Several countries in Asia and the Middle East have seen large increases in cases.
“Make no mistake, vaccines are a vital and powerful tool. But they are not the only tool” Dr Tedros Adhanom Ghebreyesus, WHO Director General said.
“Physical distancing works. Mask’s work. Hand hygiene works. Ventilation works. Surveillance, testing, contact tracing, isolation, supportive quarantine, and compassionate care – they all work to stop infections and save lives”.
But confusion, complacency and inconsistency in public health measures and their application are driving transmission and costing lives. It takes a consistent, coordinated and comprehensive approach.
“So many countries around the world have shown that this virus can be stopped and contained with proven public health measures and strong systems that respond rapidly and consistently”.
“As a result, many of those countries have gained control over COVID-19, and their people are now able to enjoy sporting events, concerts, restaurants and seeing their family and friends safely”.
“WHO does not want endless lockdowns. The countries that have done best have taken a tailored, measured, agile and evidence-based combination of measures. We too want to see societies and economies reopening, and travel and trade resuming”.
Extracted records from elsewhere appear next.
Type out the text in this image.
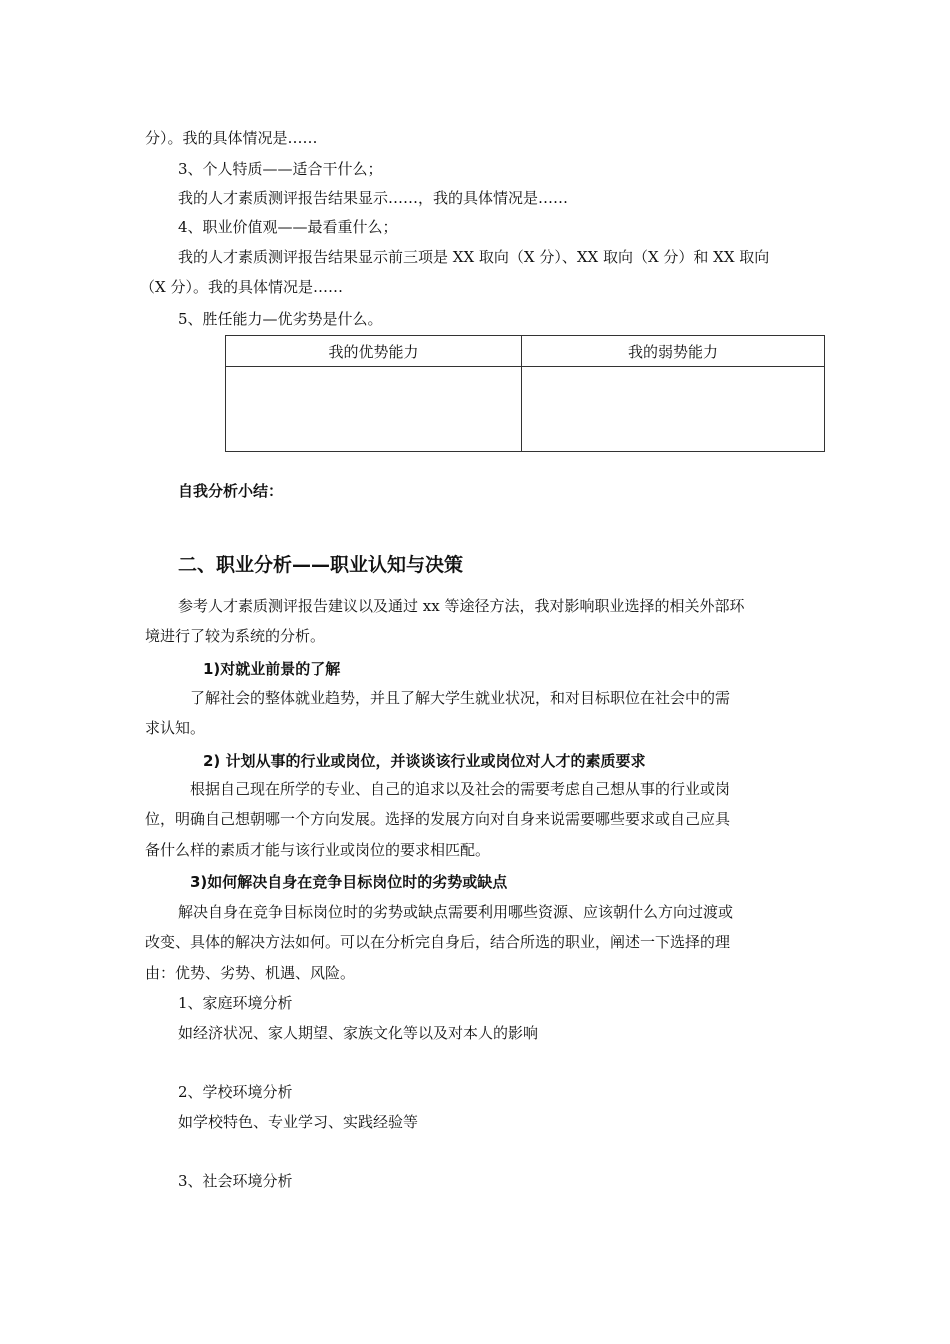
分）。我的具体情况是……
3、个人特质——适合干什么；
我的人才素质测评报告结果显示……，我的具体情况是……
4、职业价值观——最看重什么；
我的人才素质测评报告结果显示前三项是 XX 取向（X 分）、XX 取向（X 分）和 XX 取向
（X 分）。我的具体情况是……
5、胜任能力—优劣势是什么。
我的优势能力	我的弱势能力

自我分析小结：
二、职业分析——职业认知与决策
参考人才素质测评报告建议以及通过 xx 等途径方法，我对影响职业选择的相关外部环
境进行了较为系统的分析。
1)对就业前景的了解
了解社会的整体就业趋势，并且了解大学生就业状况，和对目标职位在社会中的需
求认知。
2) 计划从事的行业或岗位，并谈谈该行业或岗位对人才的素质要求
根据自己现在所学的专业、自己的追求以及社会的需要考虑自己想从事的行业或岗
位，明确自己想朝哪一个方向发展。选择的发展方向对自身来说需要哪些要求或自己应具
备什么样的素质才能与该行业或岗位的要求相匹配。
3)如何解决自身在竞争目标岗位时的劣势或缺点
解决自身在竞争目标岗位时的劣势或缺点需要利用哪些资源、应该朝什么方向过渡或
改变、具体的解决方法如何。可以在分析完自身后，结合所选的职业，阐述一下选择的理
由：优势、劣势、机遇、风险。
1、家庭环境分析
如经济状况、家人期望、家族文化等以及对本人的影响
2、学校环境分析
如学校特色、专业学习、实践经验等
3、社会环境分析
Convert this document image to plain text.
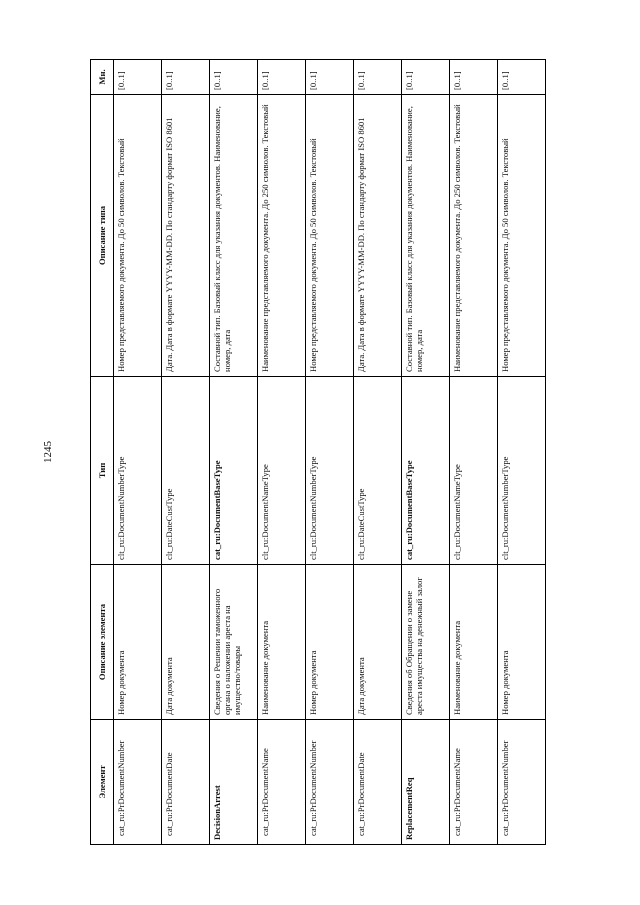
1245
Элемент	Описание элемента	Тип	Описание типа	Мн.
cat_ru:PrDocumentNumber	Номер документа	clt_ru:DocumentNumberType	Номер представляемого документа. До 50 символов. Текстовый	[0..1]
cat_ru:PrDocumentDate	Дата документа	clt_ru:DateCustType	Дата. Дата в формате YYYY-MM-DD. По стандарту формат ISO 8601	[0..1]
DecisionArrest	Сведения о Решении таможенного органа о наложении ареста на имущество/товары	cat_ru:DocumentBaseType	Составной тип. Базовый класс для указания документов. Наименование, номер, дата	[0..1]
cat_ru:PrDocumentName	Наименование документа	clt_ru:DocumentNameType	Наименование представляемого документа. До 250 символов. Текстовый	[0..1]
cat_ru:PrDocumentNumber	Номер документа	clt_ru:DocumentNumberType	Номер представляемого документа. До 50 символов. Текстовый	[0..1]
cat_ru:PrDocumentDate	Дата документа	clt_ru:DateCustType	Дата. Дата в формате YYYY-MM-DD. По стандарту формат ISO 8601	[0..1]
ReplacementReq	Сведения об Обращении о замене ареста имущества на денежный залог	cat_ru:DocumentBaseType	Составной тип. Базовый класс для указания документов. Наименование, номер, дата	[0..1]
cat_ru:PrDocumentName	Наименование документа	clt_ru:DocumentNameType	Наименование представляемого документа. До 250 символов. Текстовый	[0..1]
cat_ru:PrDocumentNumber	Номер документа	clt_ru:DocumentNumberType	Номер представляемого документа. До 50 символов. Текстовый	[0..1]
“But right now, intensive care units in many countries are overflowing and people are dying – and it is totally avoidable”.
In some countries, despite continuing transmission, restaurants and night clubs are full, markets are open and crowded with few people taking precautions.
Some people appear to be taking the approach that if they are relatively young, it doesn’t matter if they get COVID-19.
Many people who have suffered even mild disease report long-term symptoms including fatigue, weakness, “brain fog”, dizziness, tremors, insomnia, depression, anxiety, joint pain, chest tightness and more, which are symptoms of long-COVID.
This pandemic is a long way from over. But we have many reasons for optimism.
The decline in cases and deaths during the first two months of the year shows that this virus and its variants can be stopped.
A concerted effort to apply public health measures alongside equitable vaccination could bring the pandemic under control in a matter of months.
“Whether we do or not comes down to the decisions and the actions that governments and individuals make every day. The choice is ours!”